Bagikan:

Evaluasi Internal MA, Baru Seleksi Lagi Hakim Tipikor

KBR68H, Jakarta - Dari 289 peserta hakim ad hoc tindak pidana korupsi (tipikor), Mahkamah Agung (MA) akhirnya hanya meloloskan satu nama.

BERITA

Senin, 02 Sep 2013 16:57 WIB

Author

Doddy Rosadi

Evaluasi Internal MA, Baru Seleksi Lagi Hakim Tipikor

hakim tipikor, seleksi, mahkamah agung, ICW

KBR68H, Jakarta - Dari 289 peserta hakim ad hoc tindak pidana korupsi (tipikor), Mahkamah Agung (MA) akhirnya hanya meloloskan satu nama. Juru bicara Mahkamah Agung Ridwan Masyur mengatakan, hakim tersebut adalah Timbul Priyadi yang lolos dalam pengadilan banding. Menurut Ridwan, mencari hakim ad hoc Tipikor pada tingkat pengadilan tinggi memang sulit dicari. Lalu apa solusi untuk mengatasi masalah ini? Simak perbincangan penyiar KBR68H Agus Luqman dan Novri Lifinus dengan peneliti ICW Tama S Langkun dalam program Sarapan Pagi


Krisis yang dialami Indonesia didalam menyeleksi hakim tindak pidana korupsi sebetulnya pangkal masalahnya ada dimana?

Sebenarnya kita kemarin sudah ke Mahkamah Agung. Artinya Mahkamah Agung meminta atau dalam arti menyeleksi, kita sudah menemuinya dan kita memberikan catatan-catatan. Secara prinsip kita melihat orang-orang yang kemudian lolos lewat seleksi itu sangat tidak kita rekomendasikan dari 40 orang yang lolos. Kenapa, karena ada beberapa di antara mereka justru belum punya atau history terkait dengan upaya-upaya pemberantasan korupsi.
 
Jadi dari empat puluhan itu tidak ada satupun direkomendasikan oleh ICW?

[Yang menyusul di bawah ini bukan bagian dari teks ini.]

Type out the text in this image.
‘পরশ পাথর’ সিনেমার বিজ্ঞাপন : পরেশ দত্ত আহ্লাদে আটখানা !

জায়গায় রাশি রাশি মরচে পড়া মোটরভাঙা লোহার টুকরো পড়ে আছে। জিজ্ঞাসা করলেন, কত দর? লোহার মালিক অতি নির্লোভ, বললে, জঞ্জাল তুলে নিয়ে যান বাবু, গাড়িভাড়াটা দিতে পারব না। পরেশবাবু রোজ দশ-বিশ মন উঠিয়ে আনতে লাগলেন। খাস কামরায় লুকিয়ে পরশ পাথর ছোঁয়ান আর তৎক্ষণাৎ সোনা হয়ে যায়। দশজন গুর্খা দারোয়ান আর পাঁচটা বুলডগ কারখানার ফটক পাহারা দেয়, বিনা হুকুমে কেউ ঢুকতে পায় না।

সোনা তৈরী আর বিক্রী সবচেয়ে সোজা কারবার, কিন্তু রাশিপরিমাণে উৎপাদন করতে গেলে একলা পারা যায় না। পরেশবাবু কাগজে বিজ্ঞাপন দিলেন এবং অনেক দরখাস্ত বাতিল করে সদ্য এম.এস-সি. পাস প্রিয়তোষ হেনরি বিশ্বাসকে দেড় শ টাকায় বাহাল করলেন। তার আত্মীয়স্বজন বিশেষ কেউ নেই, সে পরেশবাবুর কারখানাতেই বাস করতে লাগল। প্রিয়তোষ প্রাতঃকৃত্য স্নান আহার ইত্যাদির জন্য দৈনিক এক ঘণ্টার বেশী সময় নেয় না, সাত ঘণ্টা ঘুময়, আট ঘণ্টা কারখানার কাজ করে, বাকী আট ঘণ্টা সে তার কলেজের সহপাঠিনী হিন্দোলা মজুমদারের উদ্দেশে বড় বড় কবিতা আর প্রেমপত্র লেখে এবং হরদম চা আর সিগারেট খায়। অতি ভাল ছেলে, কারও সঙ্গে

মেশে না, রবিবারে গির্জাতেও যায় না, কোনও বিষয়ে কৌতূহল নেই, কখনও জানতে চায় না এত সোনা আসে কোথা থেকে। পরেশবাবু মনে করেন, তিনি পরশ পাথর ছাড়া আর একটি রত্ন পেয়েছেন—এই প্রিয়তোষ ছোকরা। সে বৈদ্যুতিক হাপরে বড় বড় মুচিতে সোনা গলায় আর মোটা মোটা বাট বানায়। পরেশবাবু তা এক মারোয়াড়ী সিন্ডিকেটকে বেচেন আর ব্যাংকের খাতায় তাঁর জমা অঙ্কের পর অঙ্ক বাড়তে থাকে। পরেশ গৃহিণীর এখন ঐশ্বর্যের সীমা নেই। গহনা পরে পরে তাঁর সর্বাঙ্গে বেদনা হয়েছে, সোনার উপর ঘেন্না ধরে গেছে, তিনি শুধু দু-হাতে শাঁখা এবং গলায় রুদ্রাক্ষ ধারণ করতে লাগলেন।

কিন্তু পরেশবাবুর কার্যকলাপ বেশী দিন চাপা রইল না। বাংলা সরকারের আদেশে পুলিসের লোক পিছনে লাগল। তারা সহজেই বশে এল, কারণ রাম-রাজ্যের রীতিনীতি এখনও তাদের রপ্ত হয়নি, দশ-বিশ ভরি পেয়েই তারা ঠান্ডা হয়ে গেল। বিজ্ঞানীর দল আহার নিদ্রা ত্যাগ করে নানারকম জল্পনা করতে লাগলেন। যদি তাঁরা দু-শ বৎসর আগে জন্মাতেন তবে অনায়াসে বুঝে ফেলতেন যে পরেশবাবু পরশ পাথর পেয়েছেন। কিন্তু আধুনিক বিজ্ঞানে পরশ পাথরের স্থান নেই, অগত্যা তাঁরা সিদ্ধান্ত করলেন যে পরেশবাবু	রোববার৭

Iya ICW tidak merekomendasikan satupun. Harapan kita sebetulnya orang-orang yang jadi hakim orang-orang yang punya pengalaman di bidang anti korupsi. Pertama misalnya disebutkan secara syarat ya, syarat di situ 15 tahun bekerja di bidang hukum tapi ada beberapa kita temukan justru belum 15 tahun. Lamanya 15 tahun ini bukan diukur dari lamanya dia lulus kuliah di fakultas hukum, tapi 15 tahun bekerja di bidang hukum. Itu beberapa yang menurut kami belum memenuhi persyaratan, itu baru administratif belum lagi misalkan temuan-temuan lain yang sudah kita sampaikan. Secara prinsip kita tidak merekomendasikan sebelum Mahkamah Agung melakukan evaluasi di internal.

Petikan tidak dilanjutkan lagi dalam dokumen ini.